Code Migration Checklist

If you read the `mask` column directly

# OLD (2025.10) — WILL BREAK on 2026.04 files
mask_data = row["mask"]  # List<f32> with NaN separators
rings = split_on_nan(mask_data)

# NEW (2026.04)
polygon_data = row["polygon"]  # List<List<f32>>, already split into rings
for ring in polygon_data:
    points = list(zip(ring[0::2], ring[1::2]))

If you check `box2d_format`

# OLD (2025.10) — assumed cxcywh for Arrow, ltwh for JSON
cx, cy, w, h = row["box2d"]

# NEW (2026.04) — check metadata
# box2d_format metadata describes the layout; default is still cxcywh for Arrow
cx, cy, w, h = row["box2d"]  # same default, but verify via metadata

If you process LiDAR visualizations

# OLD (2025.10) — projected LiDAR images
depth_image = load("frame_001.lidar.png")
reflect_image = load("frame_001.lidar.jpeg")

# NEW (2026.04) — project from PCD yourself
pcd = load("frame_001.lidar.pcd")
depth_image = project_to_depth(pcd, calibration)

FAQ

Q: Can I read 2026.04 files with old SDK versions?
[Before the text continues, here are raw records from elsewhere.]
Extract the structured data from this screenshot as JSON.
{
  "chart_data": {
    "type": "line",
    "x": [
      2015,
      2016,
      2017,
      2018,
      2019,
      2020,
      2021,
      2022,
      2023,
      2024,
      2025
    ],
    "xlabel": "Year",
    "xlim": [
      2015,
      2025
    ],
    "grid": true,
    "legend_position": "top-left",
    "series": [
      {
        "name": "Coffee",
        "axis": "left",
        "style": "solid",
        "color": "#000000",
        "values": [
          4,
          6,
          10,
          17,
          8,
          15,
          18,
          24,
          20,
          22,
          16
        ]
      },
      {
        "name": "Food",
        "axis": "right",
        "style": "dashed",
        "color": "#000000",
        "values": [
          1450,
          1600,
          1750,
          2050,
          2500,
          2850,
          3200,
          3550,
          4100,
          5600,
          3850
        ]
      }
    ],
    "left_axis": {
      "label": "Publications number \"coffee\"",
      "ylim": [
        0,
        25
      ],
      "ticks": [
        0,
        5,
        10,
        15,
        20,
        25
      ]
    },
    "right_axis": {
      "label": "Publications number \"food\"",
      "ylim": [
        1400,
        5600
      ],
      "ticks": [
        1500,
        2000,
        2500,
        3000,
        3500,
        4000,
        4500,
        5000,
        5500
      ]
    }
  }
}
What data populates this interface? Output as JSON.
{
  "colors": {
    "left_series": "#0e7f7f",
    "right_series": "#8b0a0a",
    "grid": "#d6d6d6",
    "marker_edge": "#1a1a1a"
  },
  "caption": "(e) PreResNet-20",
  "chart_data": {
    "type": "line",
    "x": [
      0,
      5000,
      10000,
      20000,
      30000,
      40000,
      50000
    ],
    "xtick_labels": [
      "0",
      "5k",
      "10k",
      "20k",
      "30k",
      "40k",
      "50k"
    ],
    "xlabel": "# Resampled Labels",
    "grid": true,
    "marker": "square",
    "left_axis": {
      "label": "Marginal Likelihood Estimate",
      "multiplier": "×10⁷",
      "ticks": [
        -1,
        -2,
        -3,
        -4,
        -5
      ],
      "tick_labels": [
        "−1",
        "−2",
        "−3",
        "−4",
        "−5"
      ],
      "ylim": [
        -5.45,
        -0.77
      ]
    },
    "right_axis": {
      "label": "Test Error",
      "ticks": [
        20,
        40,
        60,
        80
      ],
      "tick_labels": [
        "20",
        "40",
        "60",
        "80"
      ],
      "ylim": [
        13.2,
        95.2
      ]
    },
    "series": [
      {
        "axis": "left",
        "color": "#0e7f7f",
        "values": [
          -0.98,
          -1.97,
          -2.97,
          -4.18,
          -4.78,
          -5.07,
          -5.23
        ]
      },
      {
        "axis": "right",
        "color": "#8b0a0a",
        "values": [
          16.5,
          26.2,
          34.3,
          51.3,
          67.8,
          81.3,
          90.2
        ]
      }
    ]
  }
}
No. SDK versions prior to 3.0 do not understand the polygon column or the Binary mask type. Update the EdgeFirst Client SDK to version 3.0 or later.

Q: Do I need to migrate all my datasets at once?

No. The EdgeFirst Client SDK 3.0+ reads both 2025.10 and 2026.04 files transparently. Migrate when convenient — there is no deadline.

Q: What happens to raster mask data during migration?

Raster masks (Binary, PNG-encoded) are a new capability in 2026.04. The 2025.10 mask column contained polygon data (NaN-separated List<Float32>), not raster data. Migration moves polygon data to the new polygon column and removes the old mask column. There is no raster data to lose.

Q: Can polygon and mask coexist in the same file?

Yes. A 2026.04 file can have both polygon (vector contours) and mask (raster pixels) columns populated. This supports use cases like panoptic segmentation where instance polygons and semantic raster masks are both needed.

Q: How do I tell if a JSON file is 2025.10 or 2026.04?

Check the top-level structure. 2025.10 JSON files are a bare array [...]. 2026.04 files are an object {"schema_version": "2026.04", "samples": [...]}.

Q: My label_index values changed after re-importing a dataset. Is that expected?

Yes, if you are importing a file that was created with the 2025.10 SDK. The 2025.10 SDK assigned label_index values using alphabetical ordering of category names (0-based, contiguous). The 2026.04 SDK preserves the original source category_id as label_index (non-contiguous, may not start at 0). Both are valid; the 2026.04 behavior is correct for round-trip fidelity with COCO and LVIS datasets.

Q: Does the COCO importer support LVIS annotations?

Yes. The COCO format importer (--format coco) handles LVIS extensions automatically. LVIS-specific fields (neg_category_ids, not_exhaustive_category_ids, category frequency/synset/synonyms/def) are parsed when present and mapped to the corresponding EdgeFirst columns and file-level metadata. No separate LVIS mode is needed.

Q: What are neg_label_indices and not_exhaustive_label_indices?

These are LVIS-specific sample-level columns that support the LVIS federated annotation evaluation protocol. neg_label_indices lists categories confirmed absent from an image (valid false positives). not_exhaustive_label_indices lists categories with potentially incomplete annotation (unmatched predictions are ignored). Both reference label_index values. They are optional and absent from non-LVIS datasets.